At the end of the day, balancing effort--making sure that effort on my part is matched by some level of effort on their part--is a key element, I think, of teaching effectively. If we're doing all the work, we're not teaching our students to try. If we show them that, when they do work for us, we'll do work for them, we're rewarding them for their efforts, which seems like the right lesson to teach. In the electronic age, this balancing-act becomes much more difficult but also, I think, much more important.

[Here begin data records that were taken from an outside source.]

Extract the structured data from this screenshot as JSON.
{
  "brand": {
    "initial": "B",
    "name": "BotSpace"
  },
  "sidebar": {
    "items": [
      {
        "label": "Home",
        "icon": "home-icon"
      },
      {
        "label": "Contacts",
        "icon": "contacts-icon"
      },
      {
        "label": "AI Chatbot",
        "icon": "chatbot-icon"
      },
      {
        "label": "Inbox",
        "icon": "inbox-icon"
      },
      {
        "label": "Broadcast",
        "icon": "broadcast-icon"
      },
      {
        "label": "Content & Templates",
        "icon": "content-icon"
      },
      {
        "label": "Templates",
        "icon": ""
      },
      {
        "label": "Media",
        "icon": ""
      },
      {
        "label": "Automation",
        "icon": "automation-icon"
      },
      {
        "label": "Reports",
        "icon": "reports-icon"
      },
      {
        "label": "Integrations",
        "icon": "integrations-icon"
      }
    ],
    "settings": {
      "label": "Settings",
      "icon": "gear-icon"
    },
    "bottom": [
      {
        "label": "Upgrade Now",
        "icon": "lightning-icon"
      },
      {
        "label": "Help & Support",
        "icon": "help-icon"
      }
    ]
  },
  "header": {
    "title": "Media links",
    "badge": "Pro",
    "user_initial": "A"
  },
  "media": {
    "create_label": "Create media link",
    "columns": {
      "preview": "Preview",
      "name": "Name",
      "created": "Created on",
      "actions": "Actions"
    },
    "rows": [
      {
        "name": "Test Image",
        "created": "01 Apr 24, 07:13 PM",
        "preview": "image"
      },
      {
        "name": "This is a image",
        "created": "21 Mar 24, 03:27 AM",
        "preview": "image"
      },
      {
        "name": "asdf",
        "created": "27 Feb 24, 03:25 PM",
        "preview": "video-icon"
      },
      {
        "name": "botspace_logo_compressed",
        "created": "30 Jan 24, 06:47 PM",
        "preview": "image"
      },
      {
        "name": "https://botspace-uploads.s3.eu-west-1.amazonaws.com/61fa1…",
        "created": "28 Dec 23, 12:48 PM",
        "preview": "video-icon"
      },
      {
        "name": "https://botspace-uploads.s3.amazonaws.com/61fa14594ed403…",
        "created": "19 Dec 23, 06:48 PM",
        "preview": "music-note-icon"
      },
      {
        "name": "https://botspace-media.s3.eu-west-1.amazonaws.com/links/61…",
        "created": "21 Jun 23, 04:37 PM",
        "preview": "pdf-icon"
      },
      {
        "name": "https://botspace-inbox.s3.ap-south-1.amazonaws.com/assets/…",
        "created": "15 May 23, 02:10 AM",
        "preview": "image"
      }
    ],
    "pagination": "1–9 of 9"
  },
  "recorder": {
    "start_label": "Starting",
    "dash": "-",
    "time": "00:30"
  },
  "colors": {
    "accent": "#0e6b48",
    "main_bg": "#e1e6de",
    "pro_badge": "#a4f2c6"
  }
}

*In case anyone objects to the use of what is considered a plural pronoun to refer to a singular antecedent, I'll just quote The Cambridge Grammar of the English Language (eds. Rodney Huddleston and Geoffrey K. Pullum [Cambridge, 2006]): "The use of they with a singular antecedent goes back to Middle English, and in spite of criticism since the earliest prescriptivist grammars it has continued to be very common in informal style. In recent years it has gained greater acceptance in other styles as the use of purportedly sex-neutral he has declined" (493). Having one pronoun serve multiple functions is not uncommon in language--see, for instance, the German pronoun sie--and I prefer to avoid both the clunkiness of "s/he" and invention of new pronouns (like "hu") when we have a pronoun that has served this purpose for centuries.